Dissemination of results
The results of the study will be disseminated to healthcare professionals via open access publications in medical journals, without any restrictions. On completion of data analysis, the participants will be invited to an information session at the Garvan Institute of Medical Research with the study investigator(s) where the findings of the study will be shared and discussed. Individual letters are disseminated to the study participants after the 6 months’ treatment visit (approximately 7–8 months from study enrolment) summarising individual results (eg, baseline and post-treatment weight, body fat, liver fat, HbA1c, fasting, 1-hour and 2-hour plasma glucose concentrations). The participants are encouraged to share their individual results with the GP.
Ethics and dissemination
The study has been approved by the SVH Human Research Ethics Committee (HREC) (File 17/080, Sydney, Australia) and the Weizmann Institutional Review Board (IRB) (File 528-3, Rehovot, Israel). Protocol modifications are communicated to the SVH HREC, the Weizmann IRB, the trial registry (ClinicalTrials.gov), the study investigators and the study participants (if relevant). De-identified participants’ data that underlie the findings reported in the research article will be available immediately following publication, ending 5 years following the article publication, to researchers who provide a methodologically sound proposal with the aim to achieve the aims reported in the approved project proposal.

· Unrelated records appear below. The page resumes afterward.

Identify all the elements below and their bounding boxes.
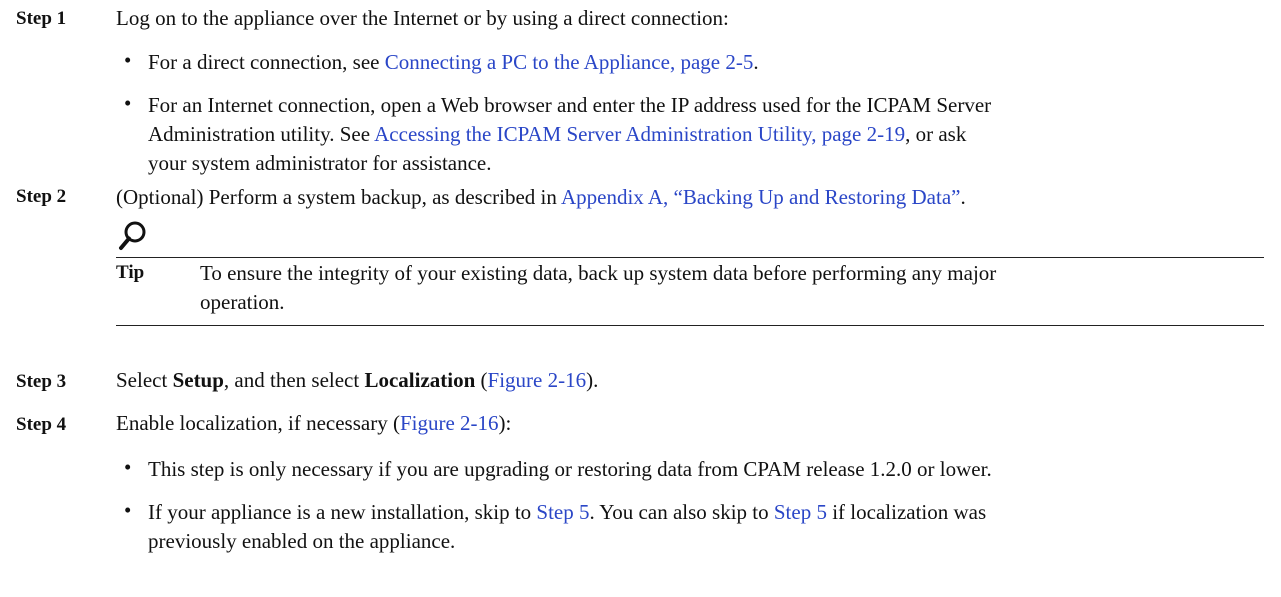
step-text: ( [475,368,488,392]
tip-text: To ensure the integrity of your existing… [200,259,1260,317]
bullet-line: previously enabled on the appliance. [148,529,456,553]
bullet-text: . [753,50,759,74]
link-step-5[interactable]: Step 5 [536,500,589,524]
bullet: • [124,91,132,115]
step-4-label: Step 4 [16,414,67,435]
bullet-text: if localization was [826,500,987,524]
bullet-line: If your appliance is a new installation,… [148,498,1268,527]
step-text: ). [586,368,599,392]
step-2-text: (Optional) Perform a system backup, as d… [116,183,966,212]
step-text: Enable localization, if necessary ( [116,411,400,435]
step-4-bullet-1: This step is only necessary if you are u… [148,457,992,481]
link-connecting-pc[interactable]: Connecting a PC to the Appliance, page 2… [385,50,754,74]
tip-label: Tip [116,262,145,283]
bullet-text: If your appliance is a new installation,… [148,500,537,524]
bullet: • [124,48,132,72]
step-1-label: Step 1 [16,8,67,29]
step-4-bullet-2: If your appliance is a new installation,… [148,498,1268,556]
link-figure-2-16[interactable]: Figure 2-16 [400,411,499,435]
step-2-label: Step 2 [16,186,67,207]
link-appendix-a[interactable]: Appendix A, “Backing Up and Restoring Da… [561,185,961,209]
step-1-bullet-2: For an Internet connection, open a Web b… [148,91,1268,178]
step-text: , and then select [223,368,365,392]
localization-term: Localization [364,368,476,392]
step-1-bullet-1: For a direct connection, see Connecting … [148,48,1268,77]
step-1-text: Log on to the appliance over the Interne… [116,6,729,30]
bullet-line: Administration utility. See Accessing th… [148,120,1268,149]
step-text: Select [116,368,173,392]
step-text: ): [498,411,512,435]
step-4-text: Enable localization, if necessary (Figur… [116,409,511,438]
bullet-text: , or ask [905,122,967,146]
tip-bottom-rule [116,325,1264,326]
setup-term: Setup [172,368,224,392]
link-figure-2-16[interactable]: Figure 2-16 [488,368,587,392]
step-3-label: Step 3 [16,371,67,392]
bullet-text: Administration utility. See [148,122,375,146]
tip-line: To ensure the integrity of your existing… [200,261,997,285]
tip-line: operation. [200,290,285,314]
bullet: • [124,498,132,522]
step-text: (Optional) Perform a system backup, as d… [116,185,561,209]
bullet: • [124,455,132,479]
bullet-line: your system administrator for assistance… [148,151,492,175]
bullet-text: . You can also skip to [589,500,774,524]
magnifier-tip-icon [119,221,146,250]
step-text: . [960,185,966,209]
link-accessing-icpam[interactable]: Accessing the ICPAM Server Administratio… [374,122,905,146]
step-3-text: Select Setup, and then select Localizati… [116,366,598,395]
bullet-text: For a direct connection, see [148,50,385,74]
bullet-line: For an Internet connection, open a Web b… [148,93,992,117]
tip-top-rule [116,257,1264,258]
link-step-5[interactable]: Step 5 [774,500,827,524]
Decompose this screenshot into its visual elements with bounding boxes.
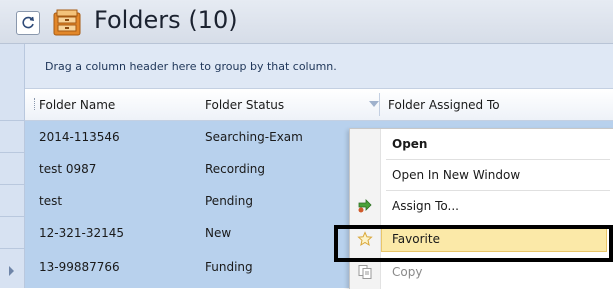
- current-row-arrow-icon: [9, 266, 14, 276]
- menu-item-assign-to[interactable]: Assign To...: [350, 191, 613, 221]
- menu-item-open-in-new-window[interactable]: Open In New Window: [350, 160, 613, 190]
- context-menu: Open Open In New Window Assign To... Fav…: [349, 128, 613, 289]
- gutter-divider: [0, 216, 24, 217]
- grid-header: Folder Name Folder Status Folder Assigne…: [25, 89, 613, 121]
- column-separator: [379, 93, 380, 116]
- folder-status-cell: Pending: [205, 194, 253, 208]
- gutter-divider: [0, 184, 24, 185]
- folder-cabinet-icon: [53, 9, 81, 36]
- folder-name-cell: 12-321-32145: [39, 226, 125, 240]
- menu-item-label: Assign To...: [392, 199, 459, 213]
- column-grip-icon[interactable]: [34, 98, 37, 110]
- folder-status-cell: Searching-Exam: [205, 130, 303, 144]
- refresh-icon: [22, 16, 34, 29]
- page-title: Folders (10): [94, 6, 238, 34]
- gutter-divider: [0, 120, 24, 121]
- annotation-box: [334, 225, 613, 262]
- column-header-folder-status[interactable]: Folder Status: [205, 98, 284, 112]
- gutter-divider: [0, 152, 24, 153]
- title-bar: Folders (10): [0, 0, 613, 44]
- copy-icon: [358, 265, 372, 279]
- folder-name-cell: 13-99887766: [39, 260, 120, 274]
- column-header-folder-assigned-to[interactable]: Folder Assigned To: [388, 98, 500, 112]
- filter-dropdown-icon[interactable]: [369, 101, 379, 107]
- group-by-panel[interactable]: Drag a column header here to group by th…: [25, 44, 613, 89]
- folder-status-cell: New: [205, 226, 232, 240]
- group-hint-text: Drag a column header here to group by th…: [45, 60, 337, 73]
- folder-name-cell: test 0987: [39, 162, 97, 176]
- title-text: Folders: [94, 6, 181, 34]
- refresh-button[interactable]: [16, 11, 40, 35]
- menu-item-open[interactable]: Open: [350, 129, 613, 159]
- column-header-folder-name[interactable]: Folder Name: [39, 98, 115, 112]
- gutter-divider: [0, 248, 24, 249]
- folder-name-cell: 2014-113546: [39, 130, 120, 144]
- folder-name-cell: test: [39, 194, 63, 208]
- assign-arrow-icon: [358, 199, 372, 213]
- menu-item-label: Open In New Window: [392, 168, 521, 182]
- folder-count: (10): [188, 6, 238, 34]
- menu-item-label: Copy: [392, 265, 423, 279]
- folder-status-cell: Funding: [205, 260, 253, 274]
- folder-status-cell: Recording: [205, 162, 266, 176]
- row-indicator-gutter: [0, 44, 25, 288]
- menu-item-label: Open: [392, 137, 428, 151]
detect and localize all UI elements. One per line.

We would like to thank Dr David Jung from UNSW (Sydney, Australia) for assistance in the set-up of the REDCap data collection tool and Ms Rebecca Hickey for performing the Fibroscan measurements.

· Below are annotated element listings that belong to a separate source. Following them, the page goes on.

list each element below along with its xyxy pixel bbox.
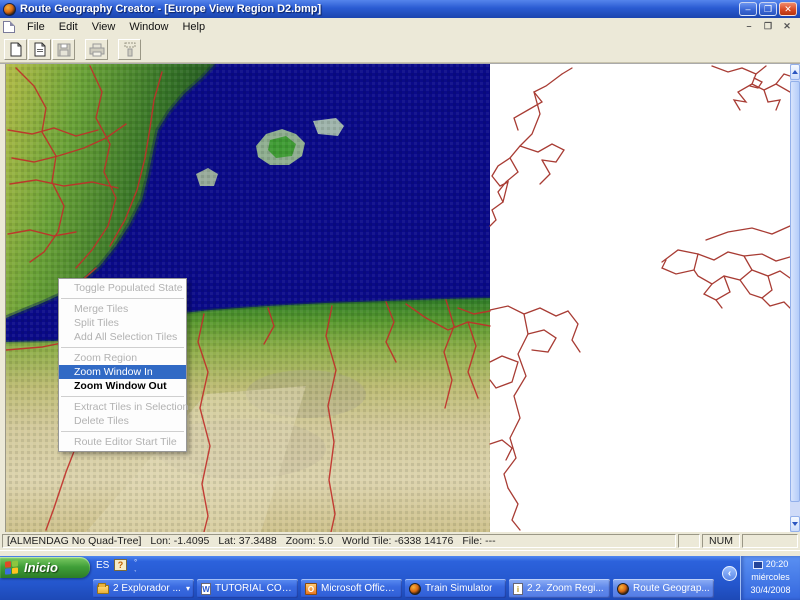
taskbar-button-train-simulator[interactable]: Train Simulator <box>405 579 506 598</box>
system-tray: 20:20 miércoles 30/4/2008 <box>740 556 800 600</box>
folder-icon <box>97 585 109 594</box>
chevron-down-icon <box>792 522 798 526</box>
save-button[interactable] <box>52 39 75 60</box>
start-button-label: Inicio <box>24 560 58 575</box>
status-file: File: --- <box>462 535 495 547</box>
toolbar <box>0 36 800 63</box>
display-icon[interactable] <box>753 561 763 569</box>
status-main-panel: [ALMENDAG No Quad-Tree] Lon: -1.4095 Lat… <box>2 534 676 548</box>
status-empty-panel <box>678 534 700 548</box>
keyboard-help-icon[interactable]: ? <box>114 559 127 571</box>
menu-item-delete-tiles[interactable]: Delete Tiles <box>59 414 186 428</box>
menu-bar: File Edit View Window Help – ❐ ✕ <box>0 18 800 36</box>
menu-item-route-editor-start-tile[interactable]: Route Editor Start Tile <box>59 435 186 449</box>
status-empty-panel <box>742 534 798 548</box>
status-zoom: Zoom: 5.0 <box>286 535 333 547</box>
group-expand-icon[interactable]: ▾ <box>186 584 190 593</box>
menu-edit[interactable]: Edit <box>52 19 85 35</box>
tray-chevron-icon[interactable]: ‹ <box>722 566 737 581</box>
outlook-icon: O <box>305 583 317 595</box>
child-close-button[interactable]: ✕ <box>780 20 794 33</box>
save-icon <box>57 43 71 57</box>
menu-separator <box>61 298 184 299</box>
scrollbar-thumb[interactable] <box>790 81 800 502</box>
chevron-up-icon <box>792 70 798 74</box>
app-logo-icon <box>3 3 16 16</box>
language-indicator[interactable]: ES <box>96 560 109 571</box>
menu-item-toggle-populated-state[interactable]: Toggle Populated State <box>59 281 186 295</box>
child-minimize-button[interactable]: – <box>742 20 756 33</box>
language-options-icon[interactable]: °˯ <box>134 560 141 570</box>
close-button[interactable]: ✕ <box>779 2 797 16</box>
menu-separator <box>61 396 184 397</box>
taskbar-button-explorer-group[interactable]: 2 Explorador ... ▾ <box>93 579 194 598</box>
document-icon: i <box>513 583 523 595</box>
taskbar-button-tutorial[interactable]: W TUTORIAL CON... <box>197 579 298 598</box>
open-document-button[interactable] <box>28 39 51 60</box>
status-route-tag: [ALMENDAG No Quad-Tree] <box>7 535 141 547</box>
window-title: Route Geography Creator - [Europe View R… <box>20 3 321 15</box>
menu-separator <box>61 347 184 348</box>
windows-logo-icon <box>5 560 19 575</box>
menu-item-zoom-window-in[interactable]: Zoom Window In <box>59 365 186 379</box>
minimize-button[interactable]: – <box>739 2 757 16</box>
menu-separator <box>61 431 184 432</box>
taskbar-button-route-geography[interactable]: Route Geograp... <box>613 579 714 598</box>
title-bar: Route Geography Creator - [Europe View R… <box>0 0 800 18</box>
menu-item-merge-tiles[interactable]: Merge Tiles <box>59 302 186 316</box>
route-geography-icon <box>617 583 629 595</box>
menu-file[interactable]: File <box>20 19 52 35</box>
about-icon <box>124 42 136 57</box>
train-simulator-icon <box>409 583 421 595</box>
clock-time: 20:20 <box>766 558 789 571</box>
menu-item-zoom-region[interactable]: Zoom Region <box>59 351 186 365</box>
vertical-scrollbar[interactable] <box>790 64 800 532</box>
about-button[interactable] <box>118 39 141 60</box>
status-bar: [ALMENDAG No Quad-Tree] Lon: -1.4095 Lat… <box>0 532 800 550</box>
menu-item-extract-tiles-in-selection[interactable]: Extract Tiles in Selection <box>59 400 186 414</box>
scrollbar-down-button[interactable] <box>790 516 800 532</box>
open-document-icon <box>33 42 47 57</box>
status-latitude: Lat: 37.3488 <box>218 535 276 547</box>
scrollbar-up-button[interactable] <box>790 64 800 80</box>
clock-weekday: miércoles <box>741 571 800 584</box>
restore-button[interactable]: ❐ <box>759 2 777 16</box>
taskbar: Inicio ES ? °˯ 2 Explorador ... ▾ W TUTO… <box>0 556 800 600</box>
start-button[interactable]: Inicio <box>0 557 90 578</box>
menu-help[interactable]: Help <box>175 19 212 35</box>
context-menu: Toggle Populated State Merge Tiles Split… <box>58 278 187 452</box>
status-world-tile: World Tile: -6338 14176 <box>342 535 453 547</box>
menu-window[interactable]: Window <box>122 19 175 35</box>
child-restore-button[interactable]: ❐ <box>761 20 775 33</box>
clock-date: 30/4/2008 <box>741 584 800 597</box>
unloaded-region <box>490 64 790 532</box>
menu-item-zoom-window-out[interactable]: Zoom Window Out <box>59 379 186 393</box>
print-icon <box>89 43 105 57</box>
word-document-icon: W <box>201 583 211 595</box>
new-document-button[interactable] <box>4 39 27 60</box>
taskbar-button-zoom-region-doc[interactable]: i 2.2. Zoom Regi... <box>509 579 610 598</box>
new-document-icon <box>9 42 23 57</box>
taskbar-button-row: 2 Explorador ... ▾ W TUTORIAL CON... O M… <box>93 579 714 598</box>
menu-item-split-tiles[interactable]: Split Tiles <box>59 316 186 330</box>
taskbar-button-office[interactable]: O Microsoft Office... <box>301 579 402 598</box>
document-icon[interactable] <box>3 21 15 33</box>
status-longitude: Lon: -1.4095 <box>150 535 209 547</box>
num-lock-indicator: NUM <box>702 534 740 548</box>
print-button[interactable] <box>85 39 108 60</box>
menu-view[interactable]: View <box>85 19 123 35</box>
menu-item-add-all-selection-tiles[interactable]: Add All Selection Tiles <box>59 330 186 344</box>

TDH and AG contributed equally.
Contributors DS-B, JRG, ES and EE contributed to the conception and design of the study. TDH, AG and DS-B drafted the manuscript. AG and ZL contributed to the study design and the statistical plan. ZL contributed to the sample size estimation. AG, DK, RR, KT, EC, MD, JRS and T-MH contributed to the collection of the data. All authors revised and approved the final version of the manuscript and agree to be accountable for all aspects of the work.

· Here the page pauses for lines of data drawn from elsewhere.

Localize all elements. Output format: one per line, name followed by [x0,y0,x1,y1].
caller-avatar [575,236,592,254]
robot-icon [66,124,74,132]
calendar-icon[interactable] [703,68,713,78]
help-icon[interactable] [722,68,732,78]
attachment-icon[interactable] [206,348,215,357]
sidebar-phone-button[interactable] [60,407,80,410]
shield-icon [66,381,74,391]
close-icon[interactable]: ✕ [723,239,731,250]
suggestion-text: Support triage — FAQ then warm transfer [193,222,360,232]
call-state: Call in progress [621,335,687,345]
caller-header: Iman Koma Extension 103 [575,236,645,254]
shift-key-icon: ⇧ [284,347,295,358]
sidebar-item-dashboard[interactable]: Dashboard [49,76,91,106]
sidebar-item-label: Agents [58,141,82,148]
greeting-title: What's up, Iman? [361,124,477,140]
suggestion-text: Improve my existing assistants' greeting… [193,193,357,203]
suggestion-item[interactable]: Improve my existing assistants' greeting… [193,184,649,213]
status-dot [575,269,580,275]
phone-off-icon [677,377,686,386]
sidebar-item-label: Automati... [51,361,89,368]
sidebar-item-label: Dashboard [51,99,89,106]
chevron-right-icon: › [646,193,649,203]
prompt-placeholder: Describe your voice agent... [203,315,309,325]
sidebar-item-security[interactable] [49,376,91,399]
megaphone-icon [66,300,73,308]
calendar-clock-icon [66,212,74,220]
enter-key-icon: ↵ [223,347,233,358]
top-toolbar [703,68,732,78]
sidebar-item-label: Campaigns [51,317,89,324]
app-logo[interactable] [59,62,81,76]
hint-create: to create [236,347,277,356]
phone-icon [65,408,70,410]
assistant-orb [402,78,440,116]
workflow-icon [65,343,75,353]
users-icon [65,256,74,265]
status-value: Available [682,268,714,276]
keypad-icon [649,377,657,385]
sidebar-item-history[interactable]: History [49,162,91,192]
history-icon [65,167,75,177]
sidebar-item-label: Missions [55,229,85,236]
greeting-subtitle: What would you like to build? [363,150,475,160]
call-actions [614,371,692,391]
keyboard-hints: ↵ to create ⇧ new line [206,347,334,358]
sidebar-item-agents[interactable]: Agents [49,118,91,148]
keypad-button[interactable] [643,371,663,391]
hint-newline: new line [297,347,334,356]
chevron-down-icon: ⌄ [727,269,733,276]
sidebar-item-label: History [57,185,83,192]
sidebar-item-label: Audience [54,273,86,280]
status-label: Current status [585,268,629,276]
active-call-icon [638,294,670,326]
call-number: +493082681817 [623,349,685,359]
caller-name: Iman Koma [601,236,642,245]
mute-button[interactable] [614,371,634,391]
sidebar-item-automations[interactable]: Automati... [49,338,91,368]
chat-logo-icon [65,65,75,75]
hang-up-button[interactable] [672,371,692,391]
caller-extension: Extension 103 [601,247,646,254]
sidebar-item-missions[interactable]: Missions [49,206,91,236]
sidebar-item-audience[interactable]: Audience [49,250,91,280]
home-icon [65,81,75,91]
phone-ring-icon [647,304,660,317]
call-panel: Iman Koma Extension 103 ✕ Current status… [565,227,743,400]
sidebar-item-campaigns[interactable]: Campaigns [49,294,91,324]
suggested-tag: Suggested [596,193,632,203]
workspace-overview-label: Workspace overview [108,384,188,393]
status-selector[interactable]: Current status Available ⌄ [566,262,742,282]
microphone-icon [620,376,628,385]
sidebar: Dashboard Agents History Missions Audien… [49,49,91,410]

Funding This work is supported by the Garvan Research Foundation and the St Vincent’s Clinic Foundation, Sydney, Australia. The study sponsor is the Garvan Institute of Medical Research, 384 Victoria Street, Darlinghurst, NSW 2020, Australia, +61 2 92958100.
Disclaimer The study sponsor and funding bodies have no role in the study design, collection, management, analysis and interpretation of data, writing of the report, and the decision to submit the report for publication.
Competing interests EE and ES are paid consultants of the company DayTwo. MD has received travel support and speaker fees from Gilead, Abbvie and Merck. All other authors declare they have no conflict of interest.
Patient and public involvement Patients and/or the public were not involved in the design, or conduct, or reporting, or dissemination plans of this research.
Patient consent for publication Not required.
Provenance and peer review Not commissioned; externally peer reviewed.